The initial version of New York's staffing statute, brought to the Health Committee in January of 2021, included statewide minimum staffing ratios for all settings. However, the proposal was subsequently changed at New York's healthcare unions' request. Statewide staffing mandates were replaced with individual staffing committees at each hospital. The recommendation for committee-based staffing ratios came from a series of talks between the Hospital Association of New York and the state's three main healthcare unions—CWA, 1199SEIU, and the New York State Nurses Association (NYSNA).
The revised bill compels each hospital to organize a staffing committee, half nurses and half hospital executives. Staffing committees would be required to convene annually to set minimum staffing ratios for the facility.
“Staffing ratios are negotiated between clinical nursing staff and high-level executives, who are effectively their employers,” Karen Lasater, assistant professor at the University of Pennsylvania Nursing Center for Health Outcomes and Policy Research, told NY Focus. “So it becomes a very lopsided table to sit around.”
If a committee could not agree on a set of ratios, hospital management would devise a plan, which it must make public and file with the state health department.
The Committee’s report suggests that allowing each hospital to develop a plan collaboratively will allow for the best staffing outcomes at each site. With a hospital-by-hospital approach, facilities can balance what is best for the patient and workforce while considering each hospital’s varying needs.

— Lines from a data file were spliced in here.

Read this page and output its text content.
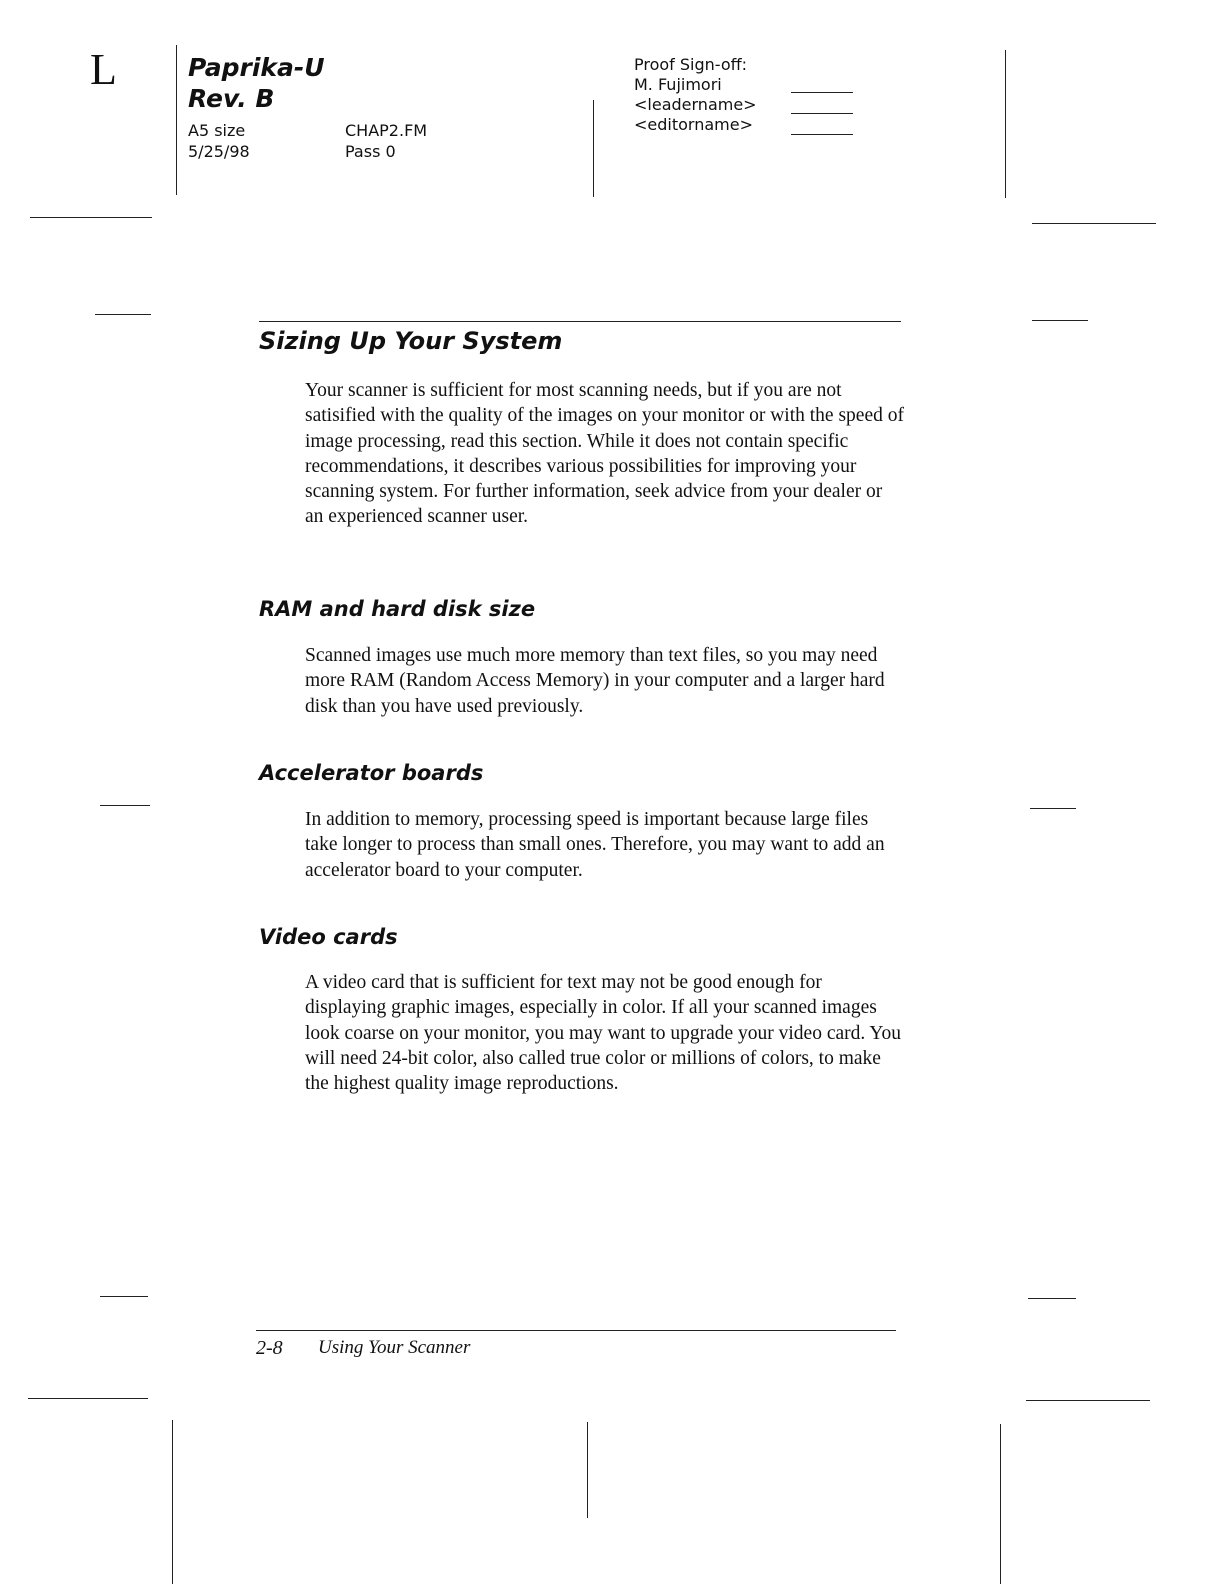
L	Paprika-U
Rev. B
A5 size
5/25/98
CHAP2.FM
Pass 0
Proof Sign-off:
M. Fujimori
<leadername>
<editorname>
Sizing Up Your System

Your scanner is sufficient for most scanning needs, but if you are not satisified with the quality of the images on your monitor or with the speed of image processing, read this section. While it does not contain specific recommendations, it describes various possibilities for improving your scanning system. For further information, seek advice from your dealer or an experienced scanner user.

RAM and hard disk size

Scanned images use much more memory than text files, so you may need more RAM (Random Access Memory) in your computer and a larger hard disk than you have used previously.

Accelerator boards

In addition to memory, processing speed is important because large files take longer to process than small ones. Therefore, you may want to add an accelerator board to your computer.

Video cards

A video card that is sufficient for text may not be good enough for displaying graphic images, especially in color. If all your scanned images look coarse on your monitor, you may want to upgrade your video card. You will need 24-bit color, also called true color or millions of colors, to make the highest quality image reproductions.

2-8 Using Your Scanner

Hospital clinical staffing committees will be responsible for the following functions:
Establish and oversee the clinical staffing plan annually, including specific criteria or ratios, matrices or grids used to determine staffing requirements.
Review the staffing plan semiannually.
Review, assess, and respond to violation complaints, staffing variances, and concerns about the plan’s implementation.
Under the proposed rule, each hospital must adopt and submit its staffing plan to the NYS DOH. In addition, they must post staffing plans for each unit with the actual daily staffing for that shift in a publicly visible area in each patient care unit.
The health department will investigate complaints of potential infractions, which will levy civil penalties for noncompliance. Retaliation and intimidation against any employee, patient, or other person who raises concerns about rule infractions are prohibited.
“The proposed clinical staffing requirement codifies standard industry practice and places patient health and safety first,” state Health Department spokesman Cort Ruddy told the New York Post.
Impact of the New York Safe Staffing Act
The NYSHD estimates that the rule change will cost the Department of Health around $1.8 million annually. Regulation implementation will require 75 additional onsite hospital surveys per year — the equivalent of one survey per hospital over a three-year period.
Nancy Hagans, president of the New York State Nurses Association, told Healthcare Dive the law will improve “safety and working conditions for nurses at the bedside” and will help “to recruit and retain enough nurses for quality care everywhere.” However, she added the law is a single step in the right direction. “We would like to see safe patient ratios extended to all patients in New York’s hospitals,” Hagans said.
Recently, researchers showed that New York’s average ratio is about one nurse for six patients, far below federal recommendations.